When another man winds up dead, with this victim having burned himself alive, Adelstein begins to investigate the circumstances behind and connections between the two deaths, eventually drawing a connection between the fiery suicide and Tokyo’s fearsome Yakuza.

As far as the plot goes, this is about as far as the first episode of “Tokyo Vice” gets. This inaugural offering is far more concerned with setting up the atmosphere, characters and general social environment of the series than unfurling loads of narrative incidents. Thankfully, those are all areas Mann excels at.

Right off the bat, viewers familiar with Mann’s distinctive vision will spot hallmarks of his filmmaking. His editing and filming style are wonderfully intact — the director makes beautiful use of the off-kilter close-ups, disorienting cutting and shallow focus photography, which have become trademarks of his.

Mann also does an impeccable job of portraying the milieu of urban Tokyo. Over the course of a single hour of television, he takes time to evocatively portray Japan’s nightclubs, transit system, law enforcement, criminal underworld and media industry, giving the audience a vivid sense of all of these ecosystems and locations through stray details, gestures and images.

If there is anything holding this episode of television back from greatness, it is the fact it lacks the certain dramatic satisfaction one usually craves from a piece of television or film. The best movies Mann has directed build and build, eventually reaching a uniquely cinematic crescendo of action and emotion.

As the first episode of a series, the “Tokyo Vice” pilot understandably carries different dramatic expectations and requirements. It is, by its nature, predominantly set up.

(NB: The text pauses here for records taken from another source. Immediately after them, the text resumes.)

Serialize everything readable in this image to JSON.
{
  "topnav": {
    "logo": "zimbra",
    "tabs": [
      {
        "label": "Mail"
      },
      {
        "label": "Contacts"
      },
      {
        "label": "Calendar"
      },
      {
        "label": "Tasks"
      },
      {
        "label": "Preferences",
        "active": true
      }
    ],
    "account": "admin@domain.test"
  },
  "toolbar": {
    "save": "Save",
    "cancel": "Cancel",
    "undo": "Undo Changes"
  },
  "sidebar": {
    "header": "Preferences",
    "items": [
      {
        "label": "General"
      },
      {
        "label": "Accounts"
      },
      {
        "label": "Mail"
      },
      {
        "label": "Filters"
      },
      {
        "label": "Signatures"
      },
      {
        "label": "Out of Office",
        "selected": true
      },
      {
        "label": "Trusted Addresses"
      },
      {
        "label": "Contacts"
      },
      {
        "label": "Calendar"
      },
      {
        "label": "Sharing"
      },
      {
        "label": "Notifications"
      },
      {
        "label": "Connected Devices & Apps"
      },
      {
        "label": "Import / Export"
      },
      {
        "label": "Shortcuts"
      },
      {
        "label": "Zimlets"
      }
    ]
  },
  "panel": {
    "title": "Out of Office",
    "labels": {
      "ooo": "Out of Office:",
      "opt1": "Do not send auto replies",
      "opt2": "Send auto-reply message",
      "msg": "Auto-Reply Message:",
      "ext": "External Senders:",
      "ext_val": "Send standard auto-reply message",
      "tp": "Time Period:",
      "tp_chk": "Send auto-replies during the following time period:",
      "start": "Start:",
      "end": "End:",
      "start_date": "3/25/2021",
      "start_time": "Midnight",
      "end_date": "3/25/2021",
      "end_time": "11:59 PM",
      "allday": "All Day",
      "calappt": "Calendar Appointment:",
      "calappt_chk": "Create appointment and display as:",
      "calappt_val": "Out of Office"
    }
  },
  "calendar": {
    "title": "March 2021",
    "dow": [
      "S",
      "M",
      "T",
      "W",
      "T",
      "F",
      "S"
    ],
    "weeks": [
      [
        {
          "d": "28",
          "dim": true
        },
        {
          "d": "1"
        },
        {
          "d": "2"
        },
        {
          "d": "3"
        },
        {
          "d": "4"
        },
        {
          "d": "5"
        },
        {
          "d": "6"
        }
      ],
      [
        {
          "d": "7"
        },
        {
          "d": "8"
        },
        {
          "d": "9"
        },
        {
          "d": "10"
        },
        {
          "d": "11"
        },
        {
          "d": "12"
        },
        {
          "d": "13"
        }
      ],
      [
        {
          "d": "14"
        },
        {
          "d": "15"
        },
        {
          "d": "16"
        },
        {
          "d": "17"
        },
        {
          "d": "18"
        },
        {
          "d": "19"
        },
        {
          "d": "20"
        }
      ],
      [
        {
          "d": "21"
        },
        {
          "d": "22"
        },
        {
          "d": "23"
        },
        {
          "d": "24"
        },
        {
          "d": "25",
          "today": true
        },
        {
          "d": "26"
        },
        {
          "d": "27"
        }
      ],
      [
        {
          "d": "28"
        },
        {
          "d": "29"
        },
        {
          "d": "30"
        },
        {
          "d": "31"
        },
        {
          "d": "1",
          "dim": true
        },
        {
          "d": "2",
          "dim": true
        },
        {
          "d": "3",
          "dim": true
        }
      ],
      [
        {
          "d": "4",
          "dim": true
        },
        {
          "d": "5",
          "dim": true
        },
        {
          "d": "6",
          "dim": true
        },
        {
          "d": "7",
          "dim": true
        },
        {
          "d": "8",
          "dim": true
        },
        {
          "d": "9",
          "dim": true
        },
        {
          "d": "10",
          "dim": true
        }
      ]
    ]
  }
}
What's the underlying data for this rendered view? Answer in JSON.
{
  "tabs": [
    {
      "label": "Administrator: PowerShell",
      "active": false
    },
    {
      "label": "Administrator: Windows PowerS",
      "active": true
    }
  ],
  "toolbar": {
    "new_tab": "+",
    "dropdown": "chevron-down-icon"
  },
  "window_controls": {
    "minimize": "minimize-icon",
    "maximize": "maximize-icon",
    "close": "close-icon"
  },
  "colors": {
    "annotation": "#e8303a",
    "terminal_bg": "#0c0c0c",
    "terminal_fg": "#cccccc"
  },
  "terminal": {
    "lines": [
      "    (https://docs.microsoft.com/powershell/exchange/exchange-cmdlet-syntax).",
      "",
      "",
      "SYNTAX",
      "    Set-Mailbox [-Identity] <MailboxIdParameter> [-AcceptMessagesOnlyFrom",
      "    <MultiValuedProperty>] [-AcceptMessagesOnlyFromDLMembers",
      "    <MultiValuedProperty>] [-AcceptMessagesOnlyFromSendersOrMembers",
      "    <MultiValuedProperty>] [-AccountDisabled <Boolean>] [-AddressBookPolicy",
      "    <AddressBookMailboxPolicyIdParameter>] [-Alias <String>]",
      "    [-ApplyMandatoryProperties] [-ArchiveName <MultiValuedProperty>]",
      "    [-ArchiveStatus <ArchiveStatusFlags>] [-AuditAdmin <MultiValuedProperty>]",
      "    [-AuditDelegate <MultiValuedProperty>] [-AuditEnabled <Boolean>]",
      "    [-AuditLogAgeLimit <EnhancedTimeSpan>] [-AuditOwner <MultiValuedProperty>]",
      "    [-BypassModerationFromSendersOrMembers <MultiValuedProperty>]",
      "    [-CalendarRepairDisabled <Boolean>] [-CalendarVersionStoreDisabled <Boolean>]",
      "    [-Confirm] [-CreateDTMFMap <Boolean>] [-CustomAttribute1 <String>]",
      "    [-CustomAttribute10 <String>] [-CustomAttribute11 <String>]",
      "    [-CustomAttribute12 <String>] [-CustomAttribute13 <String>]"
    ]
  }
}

Still, it can prove hard not to wish this hour of television did not suffer from a hint of anticlimax.

Despite this, Mann’s direction alone is enough to make the first episode of “Tokyo Vice” come strongly recommended. His command of visual storytelling continues to be formidable, carrying particular satisfaction for those who have been waiting years to see him bring his distinct brand of craft to a new story. While it is disappointing Mann is not returning to direct any future episodes of the series, the set-up he provides in this pilot will likely be enough to keep viewers coming back for more.